When I visited Arundel castle gardens earlier in the year, they were still in the process of designing their brand new stumpery garden. At face value, it looked bleak, somewhat desolate and had a feel of a haunted graveyard rather than a stylised garden.
Of course, other than the upturned tree stumps - impressive as they were - the ground was bare, and only a fool would judge an incomplete design.
Fully stocked with a range of herbaceous plants, the planting scheme had completely changed the character of the stumpery garden, giving it a peaceful, mystical feel.

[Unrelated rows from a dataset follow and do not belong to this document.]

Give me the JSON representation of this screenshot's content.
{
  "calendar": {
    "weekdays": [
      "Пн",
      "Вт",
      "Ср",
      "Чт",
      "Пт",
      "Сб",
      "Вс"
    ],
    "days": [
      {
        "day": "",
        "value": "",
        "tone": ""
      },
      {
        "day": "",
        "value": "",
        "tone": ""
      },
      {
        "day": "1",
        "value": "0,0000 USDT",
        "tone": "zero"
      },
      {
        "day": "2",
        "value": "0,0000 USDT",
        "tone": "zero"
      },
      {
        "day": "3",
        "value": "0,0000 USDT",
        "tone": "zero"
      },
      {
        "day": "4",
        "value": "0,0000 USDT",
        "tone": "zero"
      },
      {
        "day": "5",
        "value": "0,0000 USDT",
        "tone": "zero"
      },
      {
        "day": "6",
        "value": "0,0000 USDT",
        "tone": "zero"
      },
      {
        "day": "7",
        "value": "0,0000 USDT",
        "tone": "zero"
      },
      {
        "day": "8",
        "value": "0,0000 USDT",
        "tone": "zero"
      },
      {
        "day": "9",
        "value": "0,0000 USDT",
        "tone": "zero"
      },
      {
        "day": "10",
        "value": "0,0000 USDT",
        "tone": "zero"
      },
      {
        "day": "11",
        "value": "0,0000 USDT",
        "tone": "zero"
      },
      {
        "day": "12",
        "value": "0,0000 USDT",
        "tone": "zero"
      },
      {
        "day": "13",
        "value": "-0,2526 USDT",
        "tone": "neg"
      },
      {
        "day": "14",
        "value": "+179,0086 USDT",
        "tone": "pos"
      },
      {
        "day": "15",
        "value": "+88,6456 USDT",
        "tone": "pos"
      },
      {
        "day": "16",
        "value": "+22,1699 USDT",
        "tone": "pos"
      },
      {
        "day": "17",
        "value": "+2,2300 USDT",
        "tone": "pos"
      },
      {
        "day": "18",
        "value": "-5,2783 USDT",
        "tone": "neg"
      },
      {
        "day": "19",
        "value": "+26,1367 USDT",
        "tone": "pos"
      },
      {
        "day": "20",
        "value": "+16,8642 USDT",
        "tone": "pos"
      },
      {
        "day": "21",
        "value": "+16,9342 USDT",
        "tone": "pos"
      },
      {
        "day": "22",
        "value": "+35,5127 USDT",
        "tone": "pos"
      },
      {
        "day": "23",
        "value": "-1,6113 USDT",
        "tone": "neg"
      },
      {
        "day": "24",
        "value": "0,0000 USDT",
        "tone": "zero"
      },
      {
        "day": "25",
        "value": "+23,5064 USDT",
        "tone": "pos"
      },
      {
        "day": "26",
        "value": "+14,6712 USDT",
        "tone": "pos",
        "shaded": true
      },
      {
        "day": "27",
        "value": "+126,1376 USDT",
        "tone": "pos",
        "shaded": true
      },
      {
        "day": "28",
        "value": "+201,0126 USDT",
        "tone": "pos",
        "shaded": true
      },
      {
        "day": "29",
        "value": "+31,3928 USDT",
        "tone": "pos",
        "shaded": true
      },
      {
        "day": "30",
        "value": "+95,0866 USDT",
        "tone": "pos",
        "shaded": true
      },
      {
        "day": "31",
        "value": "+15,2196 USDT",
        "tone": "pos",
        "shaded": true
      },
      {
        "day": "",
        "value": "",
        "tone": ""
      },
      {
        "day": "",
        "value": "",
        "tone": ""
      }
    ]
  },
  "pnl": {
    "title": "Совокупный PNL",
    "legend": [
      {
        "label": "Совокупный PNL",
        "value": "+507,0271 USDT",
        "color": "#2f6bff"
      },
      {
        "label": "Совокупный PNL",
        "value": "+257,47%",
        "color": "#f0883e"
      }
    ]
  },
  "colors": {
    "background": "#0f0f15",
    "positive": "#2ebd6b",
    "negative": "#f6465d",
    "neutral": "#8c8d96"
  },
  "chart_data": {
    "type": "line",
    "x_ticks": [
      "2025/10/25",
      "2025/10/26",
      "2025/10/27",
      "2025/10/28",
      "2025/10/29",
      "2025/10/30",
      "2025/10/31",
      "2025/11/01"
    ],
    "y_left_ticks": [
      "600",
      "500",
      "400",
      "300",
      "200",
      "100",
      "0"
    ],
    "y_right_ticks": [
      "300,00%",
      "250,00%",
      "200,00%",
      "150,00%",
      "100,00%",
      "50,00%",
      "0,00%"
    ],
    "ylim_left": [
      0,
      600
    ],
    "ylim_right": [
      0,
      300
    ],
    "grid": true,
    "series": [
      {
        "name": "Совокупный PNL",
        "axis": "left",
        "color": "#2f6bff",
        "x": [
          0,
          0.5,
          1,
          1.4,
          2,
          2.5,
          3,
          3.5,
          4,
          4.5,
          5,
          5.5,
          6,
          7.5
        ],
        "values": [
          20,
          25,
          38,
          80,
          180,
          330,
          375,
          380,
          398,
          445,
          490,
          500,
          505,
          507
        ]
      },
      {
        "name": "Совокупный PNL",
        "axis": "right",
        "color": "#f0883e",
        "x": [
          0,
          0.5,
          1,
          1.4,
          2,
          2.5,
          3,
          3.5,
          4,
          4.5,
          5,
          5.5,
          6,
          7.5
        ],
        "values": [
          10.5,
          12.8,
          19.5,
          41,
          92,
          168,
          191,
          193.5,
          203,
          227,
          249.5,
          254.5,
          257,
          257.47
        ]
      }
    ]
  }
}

The colour palette was kept muted across the display and so the eyes were not distracted away from the overall fantasy. It would have been tempting to add splashes of colour, but this would have drawn away from the overall impact. That being said, rather than being the main attraction, the upturned stumps had now become a wonderful backdrop worthy of a such a fanciful design. Well done to the gardeners.
So, just what is a stumpery?
A stumpery traditionally consists of tree stumps arranged upside-down or on their sides to show the root structure
The first stumpery was built in 1856 at Biddulph Grange and they remained popular in Victorian Britain.
The pieces are arranged artistically and plants, typically ferns, mosses and lichens are encouraged to grow around or on them.
One of the most famous modern stumpery is found at Highgrove House, Gloucestershire. This is the home of Prince Charles, and is considered to be the largest stumpery in Britain. The Prince built the stumpery from sweet chestnut roots, held in place by steel bars, when he first purchased the estate in 1980, and it now provides a home for organically grown ferns, hellebores and hostas.
Understandably, stumperies can sometimes be mistaken for garden rubbish. When Prince Philip first saw his son's stumpery, he remarked: "When are you going to set fire to this lot?".